【前回の記事を読む】(タプタプタプ)いつか触ってみたい……と思っていた、おじさんの下アゴのたるみを揺るがしてみた
ナンシン共和国の章
友だちと冒険篇
まず、気持ちを切り替えようと、岳斗は思った。
うまくいえないかもしれない。でも、思い出しながら、知っている言葉でいえば、伝わるのではないかと考えた。
僕が感じたナンシン共和国は
ここには、大断層“中央構造線”が通っている。
宇宙からも、くっきりみえる断層があり、何かのきっかけで、ナンシン共和国に住む人たちの心の時空が、曲がってしまったようだ。
僕にはよくわからないので「そういうこと!?なんだ」、と受け止めている。 ナンシン共和国は、二重構造になっていて、建前国と本音国の2つの国がある。
ここが独特なのか、土地の時空が曲がっていることと、“何かのきっかけ”で、心の時空も曲がってしまったみたい。

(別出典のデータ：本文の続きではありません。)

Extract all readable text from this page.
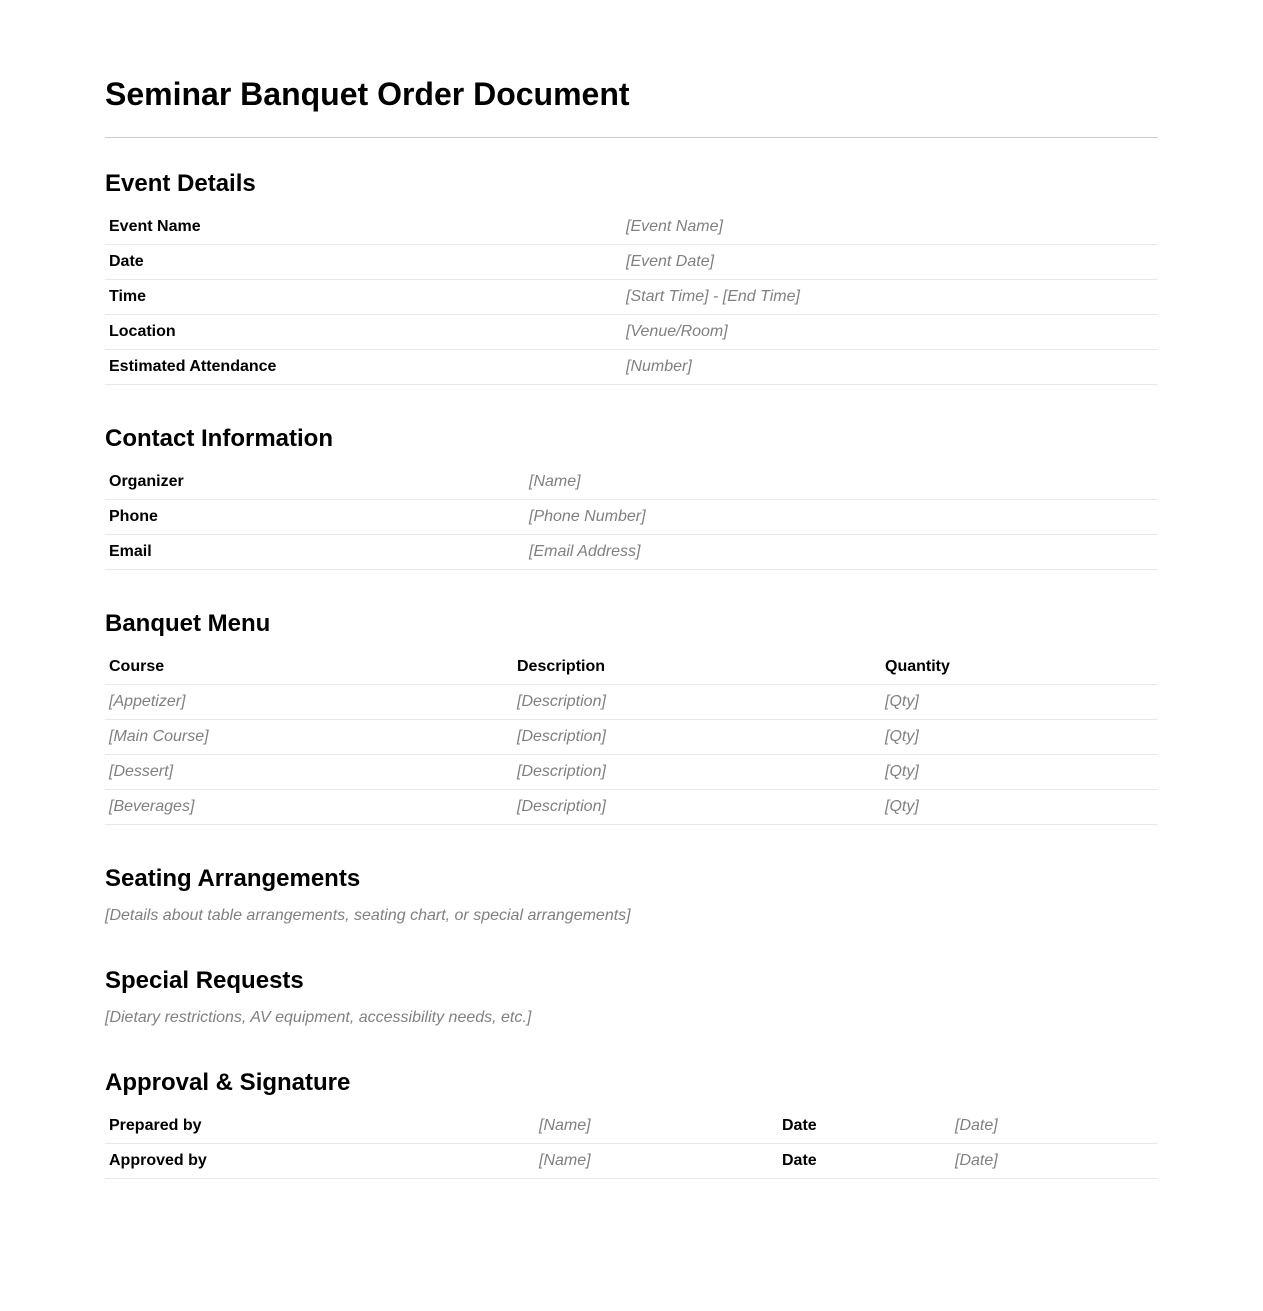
Seminar Banquet Order Document
Event Details
Event Name	[Event Name]
Date	[Event Date]
Time	[Start Time] - [End Time]
Location	[Venue/Room]
Estimated Attendance	[Number]
Contact Information
Organizer	[Name]
Phone	[Phone Number]
Email	[Email Address]
Banquet Menu
Course	Description	Quantity
[Appetizer]	[Description]	[Qty]
[Main Course]	[Description]	[Qty]
[Dessert]	[Description]	[Qty]
[Beverages]	[Description]	[Qty]
Seating Arrangements

[Details about table arrangements, seating chart, or special arrangements]

Special Requests

[Dietary restrictions, AV equipment, accessibility needs, etc.]

Approval & Signature
Prepared by	[Name]	Date	[Date]
Approved by	[Name]	Date	[Date]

国の人々の心にある、本音と建前が、別れちゃって、2つの国が成立したらしい。
そんなことが起きたので、おじさんがいった“限りない可能性”とは、何か違うような気がするな。気になるけど……。
僕は、教えてもらってから、2つの国が見えるようになった。でも、他の人は気づいていないな、とわかる。
見えない人には、建前国と本音国があるなんて、思ってもみないだろうね。
人との話し合いの中で、本音と建前の間で、どうしようかと悩む人、そんなもんだと思って、普通に暮らしている人がいることは、なんとなく理解できた。
その、心の中にあるものが、建前国と本音国に別れてしまうのは、どういうことなんだろう?
やっぱり、わかんないから、そういうことにしておこう……。 おじさんと知り合ったころ、初めて建前国と本音国の境目に連れていってもらった。とてもきれいな場所でおどろいた。
ガラス張りのような透明な階段だったな……。建前国から本音国へは階段を下りる。下りてみると上が下で、下が上で……めまいがしそうだったが、とてもきれい。万華鏡をの ぞいているような気持ちになってしまう。その先は、地下でも地上でもなかった気がする。
“美しい村”と言われている意味がわかった。この境目に大切なものが集まり、まとまっているように感じた。透明な階段を、一段また一段と踏みしめていくと、草花が素朴に寄り添っていた。
咲いている花たちの姿が、とてもかわいくて、守ってあげたいと思った。きれいがきれいに重なり合っている……。たどり着いた本音国は、建前国からの延長として、同じ風景だった。僕は元の風景に、戻った感覚になってしまった。
説明できるものはなく、すーと、何かを感じた。
振り返ると、お花畑の中に階段があり、心地いい風が吹いている。